N°41 – Numéro spécial et quadruple

À nos lecteurs

  Le numéro qui se trouve entre vos mains, ou plutôt devant vos yeux, est la dernière livraison d’Onuphrius avant longtemps. J’en entends qui poussent de hauts cris, d’autres qui font mine de s’évanouir, les troisièmes qui raisonnent : « Comment ? Onuphrius, la seule revue de la nouvelle francophone ouvertement néo-naturaliste nous quitterait, après tant de merveilles découvertes grâce à elle ? Pas question, par la malepeste ! » Rassurez-vous : comme le dit la chanson, ce n’est qu’un au revoir! Il y aura bien un numéro 42, s’il plaît au Ciel, en janvier 2021. Nous verrons alors à quel rythme notre belle revue peut reprendre son cours. Entre-temps, notre cercle éditorial bénévole est contraint de faire une pause, car d’autres projets, notamment musicaux, le requièrent – or la musique, cette virginale maîtresse, exige qu’on se consacre à elle tout entier ou presque.
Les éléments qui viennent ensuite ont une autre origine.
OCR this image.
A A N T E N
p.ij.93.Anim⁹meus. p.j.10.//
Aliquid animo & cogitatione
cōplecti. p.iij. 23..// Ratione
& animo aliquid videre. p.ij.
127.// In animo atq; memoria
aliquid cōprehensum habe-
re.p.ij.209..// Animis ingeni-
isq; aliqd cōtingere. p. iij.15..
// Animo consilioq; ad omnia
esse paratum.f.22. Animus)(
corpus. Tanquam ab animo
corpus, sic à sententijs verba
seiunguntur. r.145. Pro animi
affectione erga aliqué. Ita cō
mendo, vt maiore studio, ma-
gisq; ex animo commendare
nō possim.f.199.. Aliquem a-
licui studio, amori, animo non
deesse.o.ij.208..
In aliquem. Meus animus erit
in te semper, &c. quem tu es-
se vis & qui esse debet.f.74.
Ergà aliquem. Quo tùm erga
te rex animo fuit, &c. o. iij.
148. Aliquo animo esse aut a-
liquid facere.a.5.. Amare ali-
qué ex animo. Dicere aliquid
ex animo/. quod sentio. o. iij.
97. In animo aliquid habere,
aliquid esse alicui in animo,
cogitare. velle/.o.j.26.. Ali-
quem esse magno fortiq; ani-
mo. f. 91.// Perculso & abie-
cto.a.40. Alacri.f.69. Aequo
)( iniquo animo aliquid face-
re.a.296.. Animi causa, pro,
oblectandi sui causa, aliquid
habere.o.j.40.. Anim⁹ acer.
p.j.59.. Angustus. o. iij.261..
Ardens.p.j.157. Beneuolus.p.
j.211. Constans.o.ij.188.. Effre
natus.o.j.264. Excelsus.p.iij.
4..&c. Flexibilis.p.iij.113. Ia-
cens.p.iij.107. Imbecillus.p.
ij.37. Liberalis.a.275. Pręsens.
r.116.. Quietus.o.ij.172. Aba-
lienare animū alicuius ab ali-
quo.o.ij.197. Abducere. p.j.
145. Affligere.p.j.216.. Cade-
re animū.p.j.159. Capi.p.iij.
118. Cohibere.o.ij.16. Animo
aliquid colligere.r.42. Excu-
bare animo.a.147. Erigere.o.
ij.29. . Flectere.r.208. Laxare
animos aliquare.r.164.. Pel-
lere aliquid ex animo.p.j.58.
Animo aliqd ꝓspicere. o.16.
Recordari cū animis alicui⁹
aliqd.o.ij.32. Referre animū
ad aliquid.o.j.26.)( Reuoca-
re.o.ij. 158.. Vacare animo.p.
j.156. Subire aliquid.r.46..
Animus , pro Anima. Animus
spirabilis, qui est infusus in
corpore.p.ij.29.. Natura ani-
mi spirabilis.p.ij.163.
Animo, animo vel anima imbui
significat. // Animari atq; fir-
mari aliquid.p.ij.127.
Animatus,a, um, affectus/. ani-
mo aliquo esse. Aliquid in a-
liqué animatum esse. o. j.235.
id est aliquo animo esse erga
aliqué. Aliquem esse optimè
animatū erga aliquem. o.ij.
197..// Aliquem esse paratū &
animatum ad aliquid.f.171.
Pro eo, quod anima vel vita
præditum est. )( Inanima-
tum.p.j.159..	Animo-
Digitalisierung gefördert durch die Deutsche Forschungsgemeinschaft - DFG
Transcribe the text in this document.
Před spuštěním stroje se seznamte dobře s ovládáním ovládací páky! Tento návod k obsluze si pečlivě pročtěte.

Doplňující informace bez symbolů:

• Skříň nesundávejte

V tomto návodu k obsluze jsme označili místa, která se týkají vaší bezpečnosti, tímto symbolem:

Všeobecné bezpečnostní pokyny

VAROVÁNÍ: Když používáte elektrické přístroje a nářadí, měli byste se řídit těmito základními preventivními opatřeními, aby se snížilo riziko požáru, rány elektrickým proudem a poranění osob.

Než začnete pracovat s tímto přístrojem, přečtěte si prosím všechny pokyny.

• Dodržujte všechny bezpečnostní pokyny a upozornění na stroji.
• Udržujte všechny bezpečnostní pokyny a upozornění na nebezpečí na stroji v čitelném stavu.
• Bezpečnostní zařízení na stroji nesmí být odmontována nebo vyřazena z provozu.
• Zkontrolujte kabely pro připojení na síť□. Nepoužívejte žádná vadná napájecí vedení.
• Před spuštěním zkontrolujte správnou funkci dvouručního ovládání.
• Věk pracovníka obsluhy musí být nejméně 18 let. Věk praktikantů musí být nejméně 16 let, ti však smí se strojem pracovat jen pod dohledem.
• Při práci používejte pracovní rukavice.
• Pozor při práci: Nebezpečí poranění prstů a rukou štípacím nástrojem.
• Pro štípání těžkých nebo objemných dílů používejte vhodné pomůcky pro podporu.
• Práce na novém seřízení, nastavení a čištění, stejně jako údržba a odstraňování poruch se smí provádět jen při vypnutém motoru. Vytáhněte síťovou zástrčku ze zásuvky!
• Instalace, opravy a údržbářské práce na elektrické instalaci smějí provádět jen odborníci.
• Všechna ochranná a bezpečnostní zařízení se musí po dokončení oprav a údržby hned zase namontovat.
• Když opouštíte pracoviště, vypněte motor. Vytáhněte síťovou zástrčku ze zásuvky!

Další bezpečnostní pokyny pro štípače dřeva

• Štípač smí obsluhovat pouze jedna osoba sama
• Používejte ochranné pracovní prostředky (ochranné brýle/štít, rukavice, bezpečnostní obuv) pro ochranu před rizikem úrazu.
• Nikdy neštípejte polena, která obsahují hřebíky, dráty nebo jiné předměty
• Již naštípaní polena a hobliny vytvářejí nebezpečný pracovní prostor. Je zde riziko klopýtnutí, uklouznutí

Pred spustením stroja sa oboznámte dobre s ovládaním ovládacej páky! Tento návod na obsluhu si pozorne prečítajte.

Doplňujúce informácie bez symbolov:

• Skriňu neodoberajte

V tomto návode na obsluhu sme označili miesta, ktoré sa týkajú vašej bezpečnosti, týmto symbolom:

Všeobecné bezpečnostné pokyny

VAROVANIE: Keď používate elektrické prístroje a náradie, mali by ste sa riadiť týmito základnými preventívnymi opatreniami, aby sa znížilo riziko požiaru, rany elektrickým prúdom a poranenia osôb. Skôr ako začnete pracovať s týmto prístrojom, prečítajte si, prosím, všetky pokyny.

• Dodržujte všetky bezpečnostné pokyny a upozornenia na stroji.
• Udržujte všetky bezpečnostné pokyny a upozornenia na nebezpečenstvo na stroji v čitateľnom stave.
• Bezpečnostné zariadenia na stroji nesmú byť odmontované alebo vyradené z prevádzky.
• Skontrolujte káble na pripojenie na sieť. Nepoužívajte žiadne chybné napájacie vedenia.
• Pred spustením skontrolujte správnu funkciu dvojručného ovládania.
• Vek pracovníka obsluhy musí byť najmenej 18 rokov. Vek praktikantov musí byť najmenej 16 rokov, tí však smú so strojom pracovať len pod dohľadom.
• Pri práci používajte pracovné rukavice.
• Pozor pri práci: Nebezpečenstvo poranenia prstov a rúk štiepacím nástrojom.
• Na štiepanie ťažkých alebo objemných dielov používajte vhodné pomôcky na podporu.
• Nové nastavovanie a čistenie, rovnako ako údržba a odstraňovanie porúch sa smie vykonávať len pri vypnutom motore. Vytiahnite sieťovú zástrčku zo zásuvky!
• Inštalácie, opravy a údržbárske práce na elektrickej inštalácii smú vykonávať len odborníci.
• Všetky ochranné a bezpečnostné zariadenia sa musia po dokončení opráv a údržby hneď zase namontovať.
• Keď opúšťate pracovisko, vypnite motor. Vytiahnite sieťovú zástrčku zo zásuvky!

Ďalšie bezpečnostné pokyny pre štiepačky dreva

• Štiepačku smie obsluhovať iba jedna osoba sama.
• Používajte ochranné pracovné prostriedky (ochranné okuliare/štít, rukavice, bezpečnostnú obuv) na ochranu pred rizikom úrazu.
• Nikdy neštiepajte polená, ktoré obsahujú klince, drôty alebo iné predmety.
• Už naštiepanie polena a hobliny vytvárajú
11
  Pour fêter l’an neuf et marquer ce long entracte dans la comédie onuphrienne, nous vous proposons aujourd’hui, non point une, mais quatre nouvelles ! chacune provenant d’un des pays qui, tout au long de l’année, brillèrent ici à tour de rôle : la France, avec Adoration, un texte contemporain et cruellement romantique de Catherine Choupin ; la Suisse, pays de Rodolphe Töpffer dont on découvrira l’hilarant Lac de Gers ; la Belgique, hispanisante cette fois, grâce au terrifiant El Verdugo d’Henri Cornélus ; enfin le Québec, où l’on retrouvera le prodigieux Albert Laberge dans un portrait au vitriol, Monsieur le président. Chacune de ces histoires sera illustrée par un de nos talentueux dessinateurs, successivement : Sivan Buntova, Nehama Rosenstein, Pablo, Michaël Halber. Nous les remercions vivement, ainsi que les autres champions du trait qui nous ont prêté leur talent : Rivka Tsinman et Sofia Polonski.

  Grand merci également à René Godenne, Michel Lord et Michel Viegnes, pour leur concours infiniment précieux au sein de notre phalanstère : ces puits de science humble et véridique nous ont permis de mieux connaître la nouvelle telle qu’elle se pratique en leurs pays. Nos remerciements vont aussi, bien entendu, à tous les écrivains – les vivants et les ombres –, publiés jusqu’ici dans nos colonnes. Tous, ils contribuent à faire de la nouvelle le genre prodigieusement vivant et multiforme qu’il est aujourd’hui.

  Bonne année, donc, amis lecteurs, et… à l’année prochaine.